Trouble is, at least some of Macron's support in the Sunday vote came from people backing him as the default candidate to keep Le Pen out, rather than picking him for his program.
The last time a newly created party played a major role in a French legislative election was in 1958, when General Charles De Gaulle came out of retirement after the Fourth Republic collapsed, partly because it had been plagued by unsteady parliaments.
His Union for a New Republic won 189 out of the 466 seats, and even De Gaulle - routinely voted the greatest Frenchman of his century - had to cut deals with Christian Democrats and Socialists to govern.

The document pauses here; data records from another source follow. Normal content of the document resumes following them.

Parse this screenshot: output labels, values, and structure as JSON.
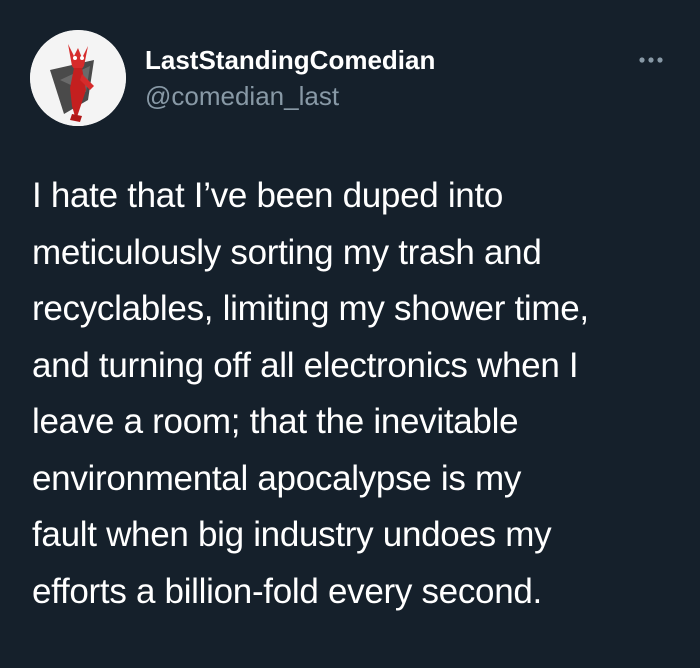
{
  "author": {
    "display_name": "LastStandingComedian",
    "handle": "@comedian_last",
    "avatar_icon": "red-devil-character-avatar"
  },
  "more_icon": "more-options-icon",
  "tweet": {
    "lines": [
      "I hate that I’ve been duped into",
      "meticulously sorting my trash and",
      "recyclables, limiting my shower time,",
      "and turning off all electronics when I",
      "leave a room; that the inevitable",
      "environmental apocalypse is my",
      "fault when big industry undoes my",
      "efforts a billion-fold every second."
    ]
  },
  "colors": {
    "background": "#15202b",
    "text_primary": "#ffffff",
    "text_secondary": "#8899a6"
  }
}
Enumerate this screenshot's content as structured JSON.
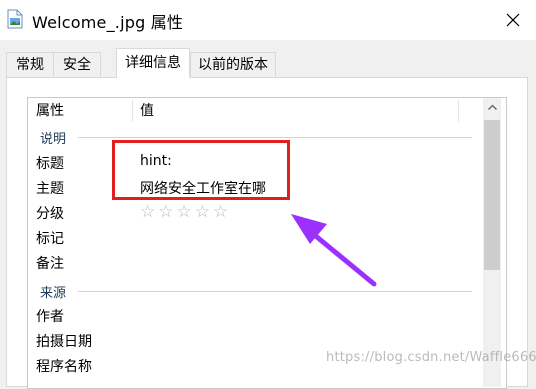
{
  "window": {
    "title": "Welcome_.jpg 属性"
  },
  "tabs": [
    {
      "label": "常规",
      "active": false
    },
    {
      "label": "安全",
      "active": false
    },
    {
      "label": "详细信息",
      "active": true
    },
    {
      "label": "以前的版本",
      "active": false
    }
  ],
  "details": {
    "headers": {
      "property": "属性",
      "value": "值"
    },
    "groups": [
      {
        "name": "说明",
        "rows": [
          {
            "label": "标题",
            "value": "hint:"
          },
          {
            "label": "主题",
            "value": "网络安全工作室在哪"
          },
          {
            "label": "分级",
            "value": "",
            "rating_stars": 0,
            "rating_max": 5
          },
          {
            "label": "标记",
            "value": ""
          },
          {
            "label": "备注",
            "value": ""
          }
        ]
      },
      {
        "name": "来源",
        "rows": [
          {
            "label": "作者",
            "value": ""
          },
          {
            "label": "拍摄日期",
            "value": ""
          },
          {
            "label": "程序名称",
            "value": ""
          }
        ]
      }
    ]
  },
  "annotations": {
    "highlight_color": "#e0201e",
    "arrow_color": "#9b30ff"
  },
  "watermark": "https://blog.csdn.net/Waffle666",
  "icons": {
    "star": "☆",
    "close": "close-icon",
    "scroll_up": "chevron-up-icon"
  }
}
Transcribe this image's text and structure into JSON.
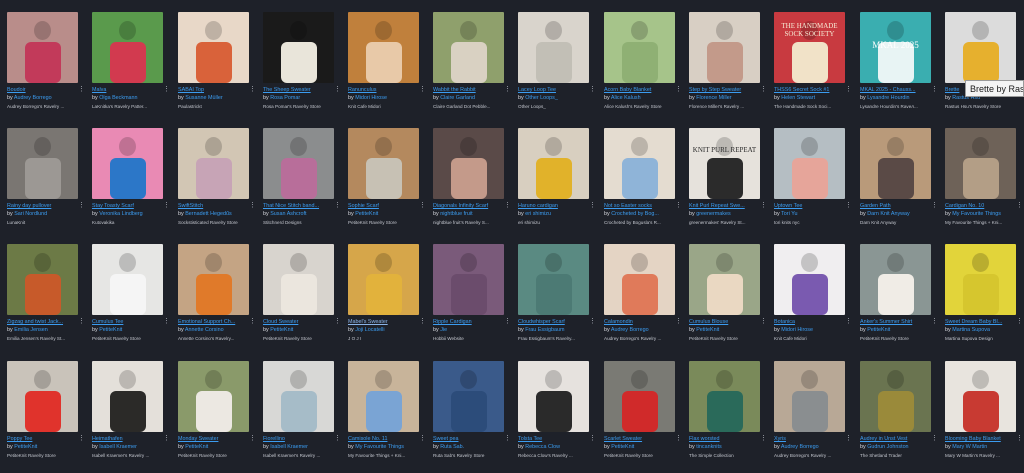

Despite his bravado, Macron probably knows he'll likely have to accept a coalition, and has dropped hints he's willing, said Montpellier's Lebourg.
"That's the idea of all his talk about taking the best people and ideas from both the left and the right," Lebourg said. "The French people wouldn't necessarily oppose a government of non-political technocrats."
The Socialist Party has indicated it's interested in an alliance with Macron, even if so far he has refused.
"If there are 577 Macron candidates, 577 Socialist candidates, and 577 Melenchon candidates, then it's simple: the Right wins," Socialist Party head Jean-Christophe Cambadelis said April 26 on France 2 television. "We open our arms to all progressives willing to work together."
The Republicans are insisting they can win an outright majority, and their campaign manager Francois Baroin has said he's willing to be prime minister should they win.
"I am ready to lead the government," Baroin said. "We are in France, with a two-round system designed to create strong majorities. We are not in Germany with their coalitions."
With all the forces that manifested themselves in the first round - handing extreme parties on the right and the left more than 40 per cent of the vote - Macron may face an uphill task in forming a new government.
"If Emmanuel Macron wants to be able to govern, he will need a majority in the national assembly and it's far from certain that he will get one," said Yves Marie Cann, an analyst at pollster Elabe.